Tutte puntualizzazioni che conferiscono al credere una caratterizzazione apertamente relazionale.
b) Il senso teologico della storia
Nella DV un’attenzione particolare è riservata al rapporto tra rivelazione e storia con l’intento di
rivalutare i fatti storici, gli avvenimenti del popolo credente, come parte della rivelazione stessa,
non come semplice conferma o puro chiarimento delle “parole” di Dio.
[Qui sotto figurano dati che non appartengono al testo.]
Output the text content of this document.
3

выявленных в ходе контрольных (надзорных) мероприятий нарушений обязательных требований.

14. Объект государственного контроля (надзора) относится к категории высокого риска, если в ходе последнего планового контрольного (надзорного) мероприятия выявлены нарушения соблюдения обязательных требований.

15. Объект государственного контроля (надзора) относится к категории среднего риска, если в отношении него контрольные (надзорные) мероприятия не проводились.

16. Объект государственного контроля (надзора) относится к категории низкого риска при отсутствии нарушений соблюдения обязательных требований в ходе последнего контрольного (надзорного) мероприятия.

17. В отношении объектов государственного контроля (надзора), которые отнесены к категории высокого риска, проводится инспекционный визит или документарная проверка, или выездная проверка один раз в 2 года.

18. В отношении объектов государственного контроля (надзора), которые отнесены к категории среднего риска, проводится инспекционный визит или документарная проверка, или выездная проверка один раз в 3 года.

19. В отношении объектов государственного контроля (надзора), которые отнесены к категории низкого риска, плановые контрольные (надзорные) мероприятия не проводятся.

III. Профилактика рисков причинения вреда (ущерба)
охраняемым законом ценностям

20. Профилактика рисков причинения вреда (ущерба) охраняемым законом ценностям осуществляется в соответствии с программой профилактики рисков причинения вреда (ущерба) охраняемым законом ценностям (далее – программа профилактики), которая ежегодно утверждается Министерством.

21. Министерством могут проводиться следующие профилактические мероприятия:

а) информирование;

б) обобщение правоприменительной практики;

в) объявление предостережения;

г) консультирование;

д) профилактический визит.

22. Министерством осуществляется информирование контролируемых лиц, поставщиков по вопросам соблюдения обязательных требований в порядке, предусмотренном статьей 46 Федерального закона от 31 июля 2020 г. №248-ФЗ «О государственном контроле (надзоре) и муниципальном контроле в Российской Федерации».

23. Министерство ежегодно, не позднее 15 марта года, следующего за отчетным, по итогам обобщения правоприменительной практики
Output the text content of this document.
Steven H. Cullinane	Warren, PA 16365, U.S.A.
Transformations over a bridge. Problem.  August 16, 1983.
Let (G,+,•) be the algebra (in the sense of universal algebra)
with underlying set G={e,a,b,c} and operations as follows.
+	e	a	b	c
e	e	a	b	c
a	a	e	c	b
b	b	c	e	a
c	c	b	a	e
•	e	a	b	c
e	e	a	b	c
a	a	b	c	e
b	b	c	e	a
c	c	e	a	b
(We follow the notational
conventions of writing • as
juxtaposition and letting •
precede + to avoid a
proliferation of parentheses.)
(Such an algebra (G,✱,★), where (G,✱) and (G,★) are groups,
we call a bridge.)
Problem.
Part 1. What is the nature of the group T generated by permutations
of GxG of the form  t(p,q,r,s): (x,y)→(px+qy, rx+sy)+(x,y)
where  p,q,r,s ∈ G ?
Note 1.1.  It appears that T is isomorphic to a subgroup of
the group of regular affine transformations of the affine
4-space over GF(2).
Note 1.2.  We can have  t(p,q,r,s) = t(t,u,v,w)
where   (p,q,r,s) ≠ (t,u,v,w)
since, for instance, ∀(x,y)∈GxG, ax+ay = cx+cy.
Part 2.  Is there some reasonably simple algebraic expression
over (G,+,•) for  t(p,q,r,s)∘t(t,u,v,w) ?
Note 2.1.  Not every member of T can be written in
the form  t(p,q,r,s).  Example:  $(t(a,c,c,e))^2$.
La DV afferma così che il progetto della rivelazione si realizza “mediante eventi e parole
intimamente connessi” (n. 2) e, riferendosi specificamente agli avvenimenti, sostiene che “le parole
portano alla luce il mistero in essi contenuto”. Se “mistero” significa il piano divino di salvezza
per gli uomini (cf n. 1), qui si dice che tale mistero è “contenuto” negli eventi. Essi sono, di
conseguenza, abitati dal mistero prima ancora che le parole lo dicano. Hanno uno spessore divino di
salvezza che le parole non fanno che svelare. Parola di Dio non è quindi solo né principalmente la
parola pronunciata, ma la storia stessa del popolo credente. Le conseguenze di una tale concezione
saranno tratte in un’altra Costituzione, la Gaudium et Spes, al n. 11a, dove questo agire di Dio nella
storia abbraccerà non solo la storia del popolo credente, bensì quella dell’umanità in quanto tale.
c) Il protagonismo dei fedeli
Siamo nell’ambito del capitolo secondo, dedicato al tema della trasmissione della divina rivelazione, la Tradizione, che insieme con la Scrittura costituisce come un unico specchio nel quale
la Chiesa pellegrina in terra contempla Dio (cf n. 7b). La Tradizione “progredisce nella Chiesa con
l’assistenza dello Spirito Santo” (cf n. 8b), è quindi per sua natura “dinamica”. Tra i fattori di
questo progresso, la costituzione enumera come primi la riflessione dei credenti e l’esperienza
spirituale dei medesimi, e solo dopo la predicazione di coloro che con la successione apostolica
hanno ricevuto un carisma sicuro di verità. Dopo secoli di una visione che attribuiva
prevalentemente - e alle volte quasi esclusivamente - al magistero autoritativo il servizio della
Parola, ora viene riconosciuta la funzione intralasciabile della totalità dei credenti in tale servizio.
d) La funzione del Magistero
Ancora in questo contesto, un terzo contributo riguarda il rapporto tra Magistero della Chiesa e
Parola rivelata: “L’ufficio di interpretare autenticamente la Parola di Dio scritta o trasmessa è
affidato al solo magistero vivo della Chiesa, la cui autorità è esercitata nel nome di Gesù Cristo. Il
quale magistero però non è superiore alla Parola di Dio ma ad essa serve, insegnando solo ciò che
è stato trasmesso (...)” (n. 10a). Non quindi padrone, ma servo: della Parola e della comunità che
l’accoglie nella fede. Quando il Papa o i vescovi si esprimono in materia di fede e/o di morale, il
loro magistero apre al singolo credente e all’intera comunità strade nuove per poter comprendere la
Parola di Dio e rileggerla alla luce delle circostanze presenti, in vista di un’applicazione concreta in
circostanze nuove o di una comprensione maggiore del progetto di Dio in mutate condizioni
storiche di vita.
e) Criteri rinnovati di interpretazione
Nel contesto della Parola scritta, di quella cioè che è contenuta nei libri della Sacra Scrittura (cf n.
11a) e che la Chiesa ha sempre venerato come ha fatto con il Corpo stesso di Cristo (cf n. 21a), la
DV ha affrontato anche il tema riguardante la sua interpretazione.
In concreto, partendo dall’affermazione agostiniana secondo la quale nella Scrittura Dio ha parlato
per mezzo di uomini e alla maniera umana (cf n. 12a), ha enunciato il principio fondamentale
secondo il quale per capire ciò che Dio ha voluto comunicare attraverso gli scritti, bisogna ricercare
con attenzione che cosa gli scrittori stessi abbiano inteso significare. E ha ancora specificato che,
per cogliere ciò che gli autori sacri hanno voluto significare, occorre tener conto, tra l’altro, dei
“generi letterari” da loro adoperati.